Canadian Vessel Ownership: Important Information

Only a copy of a bill of sale will prove you own your Canadian vessel. Don’t get ownership confused with registration or licensing. You cannot use a registration or license to prove you own a pleasure craft.

Canadian Ownership and Licensing

While a copy of your bill of sale should be kept onboard at all times, you also need to show your Canadian vessel is properly licensed. You will use the license or its number, which is featured on the boat’s side, for purposes of identification for search and rescue (SAR), or to locate you for similar reasons.

You can compare the number to a license you display on a car. However, you’ll never need to renew it. Make sure the number is at least 3 inches high (7.5 centimeter) and that its color contrasts with the bow color of the boat.

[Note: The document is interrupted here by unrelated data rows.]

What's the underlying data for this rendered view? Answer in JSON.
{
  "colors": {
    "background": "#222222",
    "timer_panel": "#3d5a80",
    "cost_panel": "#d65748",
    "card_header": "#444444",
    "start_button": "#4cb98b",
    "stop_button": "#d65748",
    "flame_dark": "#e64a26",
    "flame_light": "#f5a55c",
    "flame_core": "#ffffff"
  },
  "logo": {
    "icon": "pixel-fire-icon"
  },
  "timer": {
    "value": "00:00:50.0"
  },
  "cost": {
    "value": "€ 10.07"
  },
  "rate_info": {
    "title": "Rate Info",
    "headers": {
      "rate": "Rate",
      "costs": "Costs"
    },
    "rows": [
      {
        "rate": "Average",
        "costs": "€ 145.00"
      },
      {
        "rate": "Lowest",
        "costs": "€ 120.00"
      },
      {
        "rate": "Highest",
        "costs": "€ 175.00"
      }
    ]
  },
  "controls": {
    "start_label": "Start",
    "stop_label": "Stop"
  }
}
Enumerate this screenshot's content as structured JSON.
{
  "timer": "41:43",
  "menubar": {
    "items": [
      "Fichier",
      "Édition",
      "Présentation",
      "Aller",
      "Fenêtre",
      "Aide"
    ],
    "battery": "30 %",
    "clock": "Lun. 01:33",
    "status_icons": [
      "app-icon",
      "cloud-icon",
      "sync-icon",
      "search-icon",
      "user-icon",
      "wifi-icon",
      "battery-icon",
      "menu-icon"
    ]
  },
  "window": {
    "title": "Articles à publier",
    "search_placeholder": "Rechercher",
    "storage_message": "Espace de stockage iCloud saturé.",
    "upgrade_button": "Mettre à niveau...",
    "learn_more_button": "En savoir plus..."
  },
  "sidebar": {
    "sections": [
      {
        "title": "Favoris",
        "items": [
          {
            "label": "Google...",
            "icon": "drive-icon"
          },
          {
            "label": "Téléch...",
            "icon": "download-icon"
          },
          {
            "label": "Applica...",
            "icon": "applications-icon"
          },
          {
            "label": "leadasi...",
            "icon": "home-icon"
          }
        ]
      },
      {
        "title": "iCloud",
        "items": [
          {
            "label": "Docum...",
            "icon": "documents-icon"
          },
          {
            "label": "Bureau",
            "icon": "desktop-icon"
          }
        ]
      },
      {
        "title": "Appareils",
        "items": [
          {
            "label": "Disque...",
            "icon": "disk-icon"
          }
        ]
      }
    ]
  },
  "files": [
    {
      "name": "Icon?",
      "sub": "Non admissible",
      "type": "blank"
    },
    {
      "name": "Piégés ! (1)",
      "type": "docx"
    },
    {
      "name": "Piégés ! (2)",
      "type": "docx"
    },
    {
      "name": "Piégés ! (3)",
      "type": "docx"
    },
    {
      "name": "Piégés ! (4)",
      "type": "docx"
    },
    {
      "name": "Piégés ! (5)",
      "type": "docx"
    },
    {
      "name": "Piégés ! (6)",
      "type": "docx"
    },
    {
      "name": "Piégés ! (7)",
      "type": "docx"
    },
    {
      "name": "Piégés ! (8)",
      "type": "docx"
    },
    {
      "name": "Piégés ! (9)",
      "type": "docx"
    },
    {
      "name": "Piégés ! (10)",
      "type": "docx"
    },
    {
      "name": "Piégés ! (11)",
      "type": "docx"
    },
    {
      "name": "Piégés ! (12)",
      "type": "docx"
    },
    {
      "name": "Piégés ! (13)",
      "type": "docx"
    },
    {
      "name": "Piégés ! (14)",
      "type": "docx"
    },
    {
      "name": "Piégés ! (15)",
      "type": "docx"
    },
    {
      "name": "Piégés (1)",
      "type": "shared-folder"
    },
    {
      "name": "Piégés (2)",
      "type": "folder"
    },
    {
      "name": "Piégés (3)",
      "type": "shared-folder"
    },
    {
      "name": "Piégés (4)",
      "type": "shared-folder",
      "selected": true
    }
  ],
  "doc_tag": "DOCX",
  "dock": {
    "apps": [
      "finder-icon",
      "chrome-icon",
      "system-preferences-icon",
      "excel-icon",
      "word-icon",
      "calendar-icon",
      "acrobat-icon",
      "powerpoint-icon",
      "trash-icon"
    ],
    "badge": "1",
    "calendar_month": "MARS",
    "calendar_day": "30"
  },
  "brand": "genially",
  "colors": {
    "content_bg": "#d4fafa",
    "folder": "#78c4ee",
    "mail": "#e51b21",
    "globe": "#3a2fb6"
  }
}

You can show proof you can operate the boat with a pleasure craft operator card (PCOC). If you’re the one operating the boat, you need to have this endorsement. You can test for and get the card online through a Transport Canada affiliate training center.

Canadian vessel

Keep a Copy of the Bill of Sale on Your Boat at All Times

Again, your copy of the bill of sale for your boat should be maintained on the boat at all times. You’ll need a bill of sale to register for licensing. So, if you purchase a pleasure craft, you have 90 days to transfer your boat’s license into your name from the date of sale.

To apply for licensing, you need to have a government photo I.D. and, as noted, your bill of sale. If you’re buying a used boat, you’ll just need the license number from the boat’s side to complete your license application.

What Happens If You Buy a New Boat?

If your boat is a new boat,  the boat dealer will take care of the license transfer. They’ll need a copy of your government-issued picture I.D. and a third-party authorization document that has been signed and confirms that the dealer can license the boat. He or she will also need the bill of sale.

Different provinces have varying processes for licensing a boat. If you operate your boat without a license, authorities can issue a $250 fine. Therefore, besides your boat’s bill of sale (to show you own the boat), you also need a paper facsimile of your pleasure craft license.

Why the Bill of Sale Is Important for Ownership

You can see how the bill of sale is used for ownership, as it must list several bits of key information. This information includes the following details:

  • The hull I.D. number*
  • The name and port of registry (for named boats that are larger)
  • The buyer’s or buyers’ name(s), addresses, and signatures
  • The name(s), address(es), and signature(s) of the seller(s)

The Hull I.D. Number (HIN)

*The HIN represents a one-of-a-kind 12-digit number given to a pleasure craft that is manufactured, built, rebuilt and meant to be sold or operated in Canada. You must place the HIN where it can easily be seen when the boat is operating. 

Regulators direct boaters to place the HIN on the exterior of the boat on the right (starboard) side of the boat’s transom, or the vertical rear section of the boat. If the boat does not feature a transom, boaters should place the number on the starboard size on the hull’s rear.

Reporting Name and Address Changes During a Sale

Sellers of boats used for pleasure must report a name change and address through Transport Canada. As the seller, you should sign the reverse of your vessel license and give it to the buyer. In turn, the buyer must complete and sign the reverse side of the license so it can be submitted to Transport Canada. 

The Transfer Deadline after a Sale

This transfer must take place within 90 days. As long as the documents are onboard and the ship shows the name and address change, the owner may operate the boat. Make sure your owner’s information is always kept up to date.

Registering Your Canadian Vessel

Canadian small vessel regulations require boats that have motors sized 10 horsepower or more to be licensed. However, as a boat owner, your registration for your pleasure craft is voluntary. If you register your boat by its name, you don’t need to include the license number. The name should be unique, as similar or phonetically close-sounding names can lead to problems in locating a boat during an emergency.

Legal and financial advisors support registration, as it gives the boat owner additional proof that they own their vessel. You can also take out a marine mortgage if you have this type of backup. 

Transport Canada sends out an inquiry every 3 years about registration to confirm registration and ownership. To verify your status, you need to verify your address and that you’re still the boat’s owner.

Final Thoughts about Canadian Vessel Ownership

While licensing, a boat operation card (PCOC), and registration tie into ownership, they cannot be used to show proof that you’re a boat’s owner. Only your bill of sale can satisfy this requirement for a Canadian vessel.